Various other limitations exist in the present review. The predominance of retrospective study designs inherently restricts our capacity to establish causality. The presence of selection bias cannot be negated, as retrospective data reflects biased clinical decisions. Another drawback is the generalizability of the findings. The majority of the studies came from two countries: Japan and the USA. Our findings may not apply to patients from diverse regions with varying demographics, healthcare access, and comorbidities. We could not assess the influence of essential confounders, such as the invasiveness of the surgery, surgeon experience, adjuvant therapies, and perioperative protocols, all of which could have contributed to variations in the risk of mortality and complications. Data on individual complication rates and long-term mortality were also scarcely reported by the studies, which limited a detailed analysis.

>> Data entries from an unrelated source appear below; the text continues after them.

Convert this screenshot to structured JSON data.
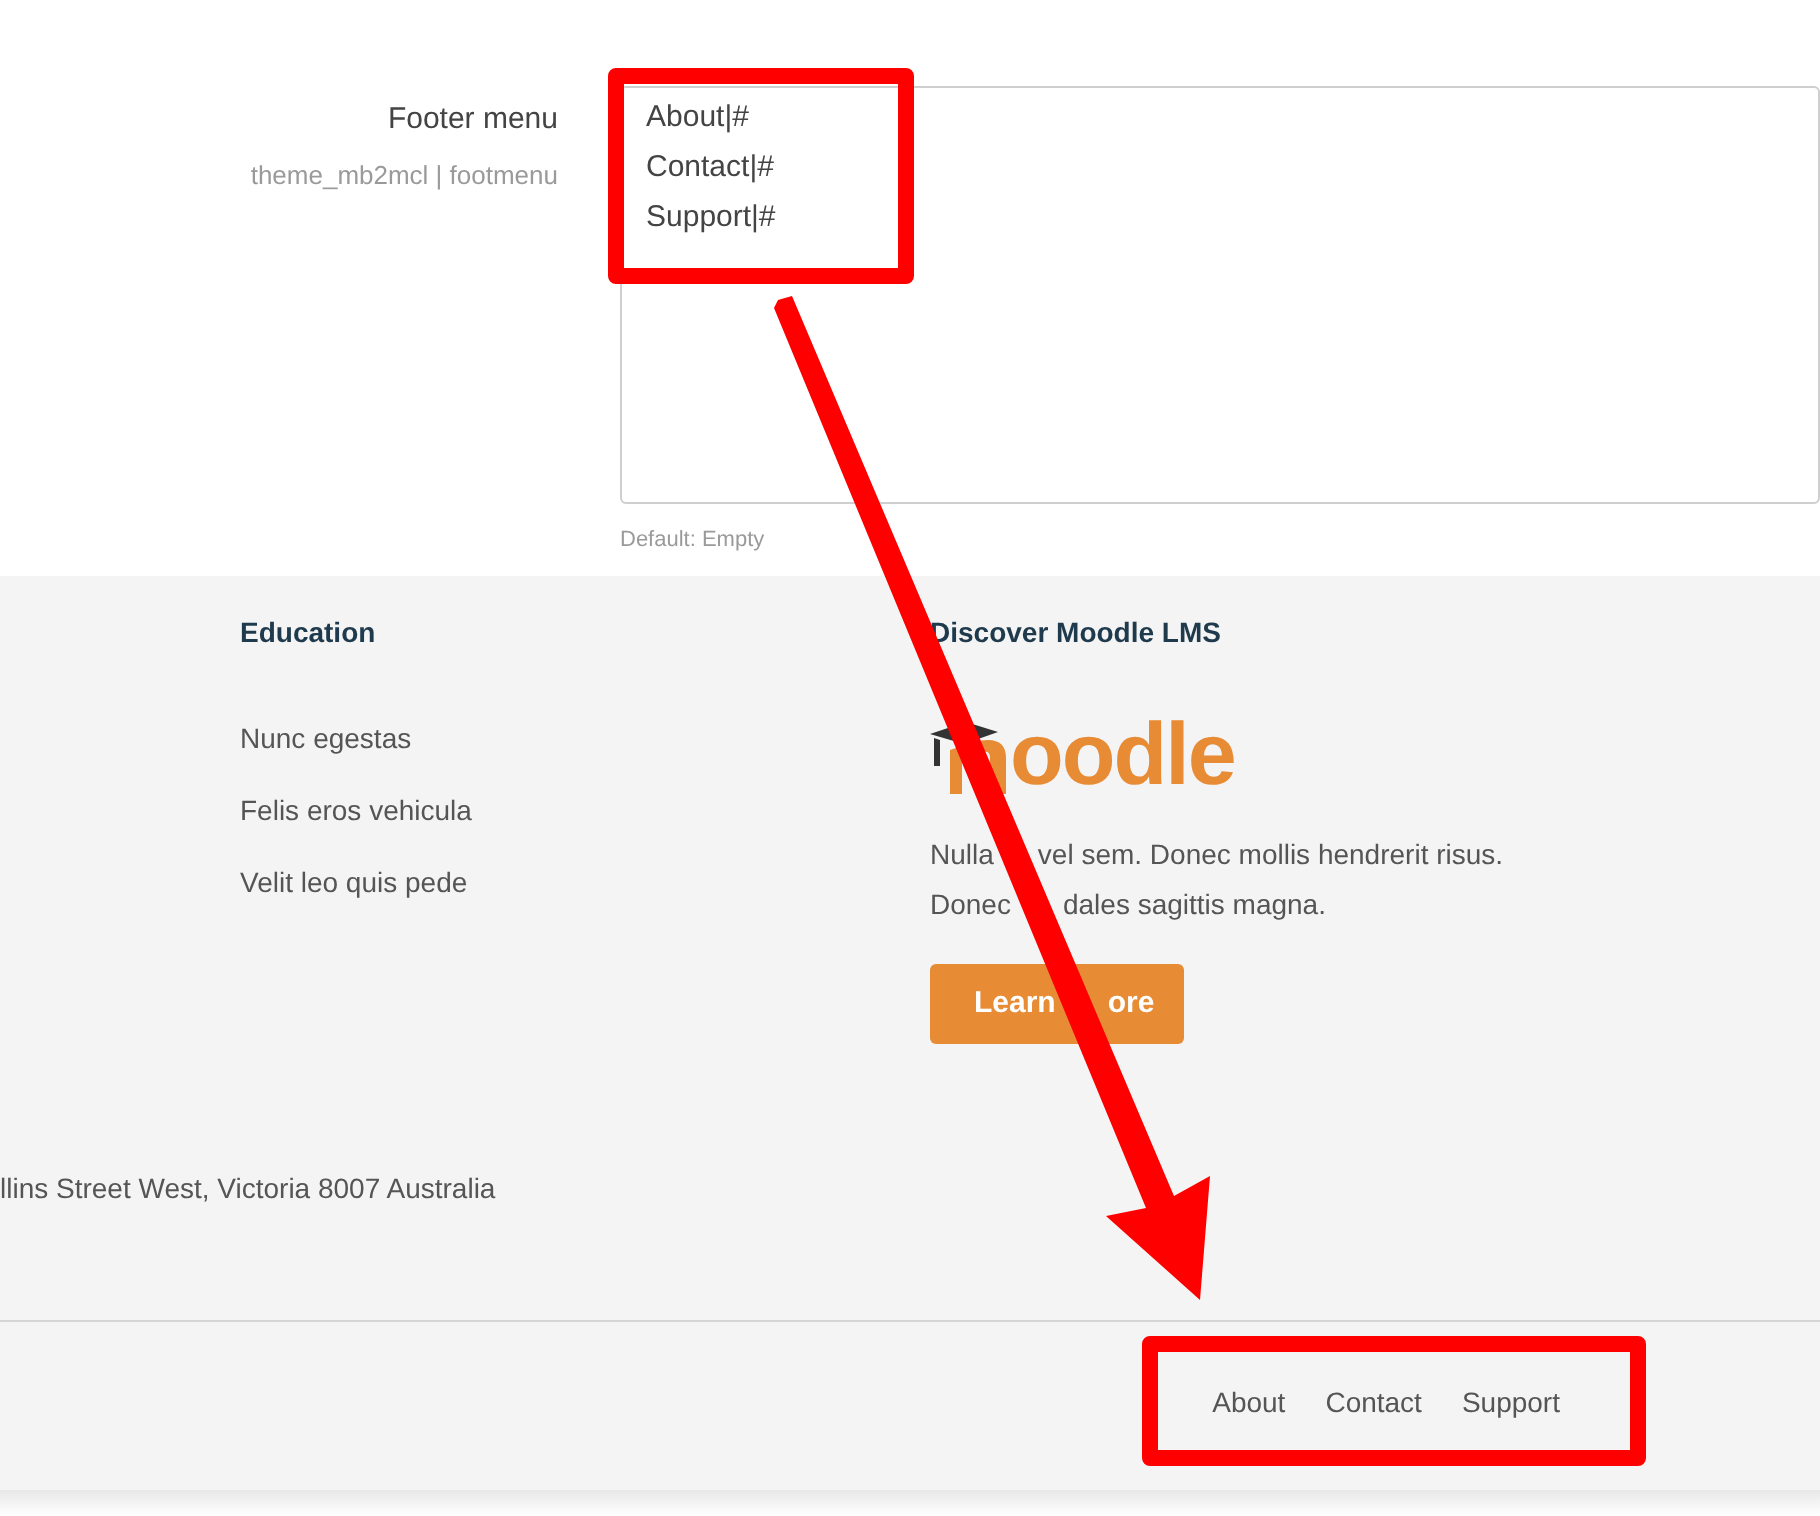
{
  "setting": {
    "label": "Footer menu",
    "key": "theme_mb2mcl | footmenu",
    "value_lines": [
      "About|#",
      "Contact|#",
      "Support|#"
    ],
    "default": "Default: Empty"
  },
  "footer": {
    "columns": [
      {
        "heading": "Education",
        "links": [
          "Nunc egestas",
          "Felis eros vehicula",
          "Velit leo quis pede"
        ]
      },
      {
        "heading": "Discover Moodle LMS",
        "logo": "oodle",
        "text": [
          [
            "Nulla",
            "vel sem. Donec mollis hendrerit risus."
          ],
          [
            "Donec",
            "dales sagittis magna."
          ]
        ],
        "button": [
          "Learn",
          "ore"
        ]
      }
    ],
    "address": "llins Street West, Victoria 8007 Australia",
    "menu": [
      "About",
      "Contact",
      "Support"
    ]
  },
  "annotations": [
    {
      "kind": "box"
    },
    {
      "kind": "arrow"
    },
    {
      "kind": "box"
    }
  ]
}
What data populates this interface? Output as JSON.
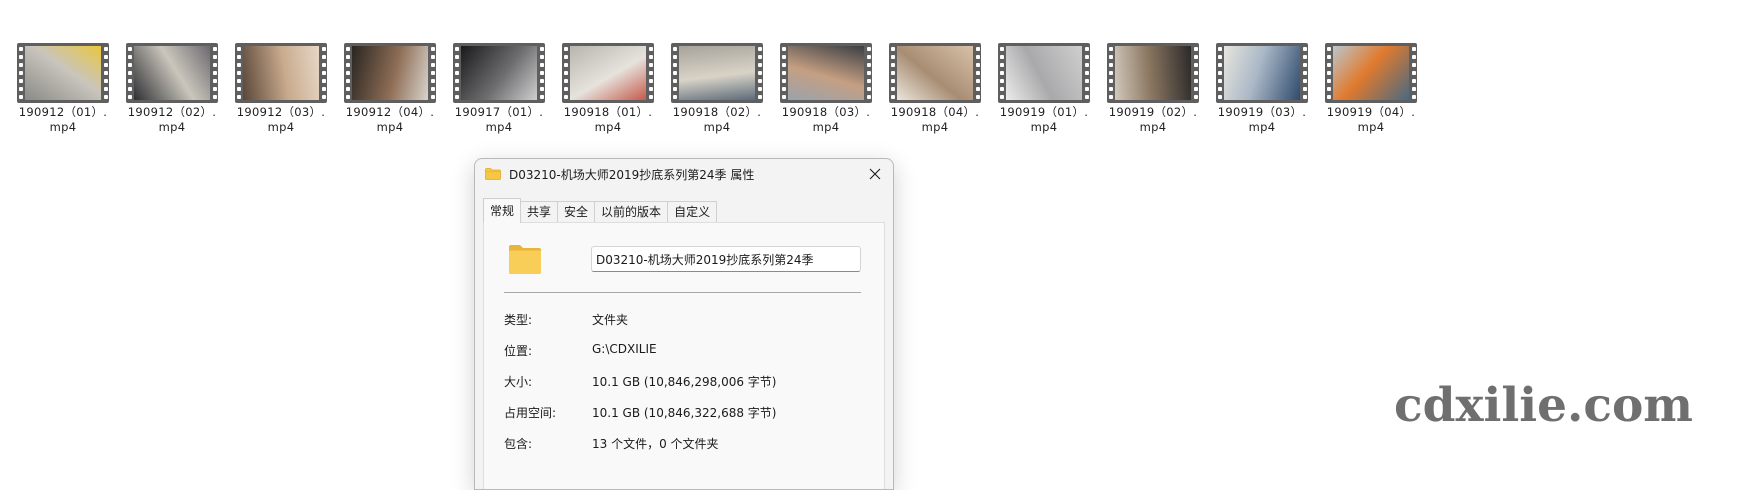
{
  "files": [
    {
      "name_line1": "190912（01）.",
      "name_line2": "mp4",
      "thumb_colors": [
        "#8a8a86",
        "#c9c5bd",
        "#e9c640"
      ]
    },
    {
      "name_line1": "190912（02）.",
      "name_line2": "mp4",
      "thumb_colors": [
        "#2e3034",
        "#cbc6bc",
        "#6b6a70"
      ]
    },
    {
      "name_line1": "190912（03）.",
      "name_line2": "mp4",
      "thumb_colors": [
        "#5a4638",
        "#c9ab8e",
        "#e6d7c6"
      ]
    },
    {
      "name_line1": "190912（04）.",
      "name_line2": "mp4",
      "thumb_colors": [
        "#2a2622",
        "#8e6d55",
        "#d8d4cc"
      ]
    },
    {
      "name_line1": "190917（01）.",
      "name_line2": "mp4",
      "thumb_colors": [
        "#1a1a1c",
        "#6d6d70",
        "#cfcfcf"
      ]
    },
    {
      "name_line1": "190918（01）.",
      "name_line2": "mp4",
      "thumb_colors": [
        "#b8b4ae",
        "#e6e2dc",
        "#c45a4a"
      ]
    },
    {
      "name_line1": "190918（02）.",
      "name_line2": "mp4",
      "thumb_colors": [
        "#a7a39b",
        "#d9d3c7",
        "#5b6b7a"
      ]
    },
    {
      "name_line1": "190918（03）.",
      "name_line2": "mp4",
      "thumb_colors": [
        "#3a3e44",
        "#c59f82",
        "#9aa3ad"
      ]
    },
    {
      "name_line1": "190918（04）.",
      "name_line2": "mp4",
      "thumb_colors": [
        "#d7c2a7",
        "#a88d73",
        "#ece6dc"
      ]
    },
    {
      "name_line1": "190919（01）.",
      "name_line2": "mp4",
      "thumb_colors": [
        "#cfcfcf",
        "#a9a9ab",
        "#ececec"
      ]
    },
    {
      "name_line1": "190919（02）.",
      "name_line2": "mp4",
      "thumb_colors": [
        "#2c2a2a",
        "#8c7862",
        "#d2c8bc"
      ]
    },
    {
      "name_line1": "190919（03）.",
      "name_line2": "mp4",
      "thumb_colors": [
        "#2f4b6e",
        "#a9b7c6",
        "#e7e5df"
      ]
    },
    {
      "name_line1": "190919（04）.",
      "name_line2": "mp4",
      "thumb_colors": [
        "#4a6a82",
        "#e07a2e",
        "#bcc6cc"
      ]
    }
  ],
  "dialog": {
    "title": "D03210-机场大师2019抄底系列第24季 属性",
    "tabs": [
      {
        "label": "常规",
        "active": true
      },
      {
        "label": "共享",
        "active": false
      },
      {
        "label": "安全",
        "active": false
      },
      {
        "label": "以前的版本",
        "active": false
      },
      {
        "label": "自定义",
        "active": false
      }
    ],
    "folder_name": "D03210-机场大师2019抄底系列第24季",
    "properties": [
      {
        "label": "类型:",
        "value": "文件夹"
      },
      {
        "label": "位置:",
        "value": "G:\\CDXILIE"
      },
      {
        "label": "大小:",
        "value": "10.1 GB (10,846,298,006 字节)"
      },
      {
        "label": "占用空间:",
        "value": "10.1 GB (10,846,322,688 字节)"
      },
      {
        "label": "包含:",
        "value": "13 个文件，0 个文件夹"
      }
    ]
  },
  "watermark": "cdxilie.com",
  "colors": {
    "folder_yellow": "#f6c744",
    "folder_yellow_dark": "#e2a929",
    "film_strip": "#5f5f5f",
    "dialog_bg": "#f3f3f3"
  }
}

The reported findings also have clinical implications. Surgeons can identify high-risk candidates by using frailty indices and calculators to evaluate each patient’s health status before pancreatic surgery. It can also help them adjust and improve elements that contribute to frailty in these patients, allowing them to safely undergo curative surgery. Studies have shown that nutritious dietary supplements, exercise, and cognitive training can improve frailty status. Individually designed, multifactorial therapies administered by a multidisciplinary team consisting of physiotherapists, geriatricians, rehabilitation physicians, nurses, and nutritionists may improve frailty status and ultimately enhance outcomes following pancreatic surgery (41–43).
Conclusion
The presence of preoperative frailty may lead to increased risk of short-term mortality and morbidity in patients undergoing pancreatic surgery. Frailty was not associated with major complications, readmission, or reoperations. However, results must be interpreted with caution owing to limited data and high inter-study heterogeneity, especially for frailty assessment tools. Future studies using standardized definitions of frailty are needed for robust conclusions.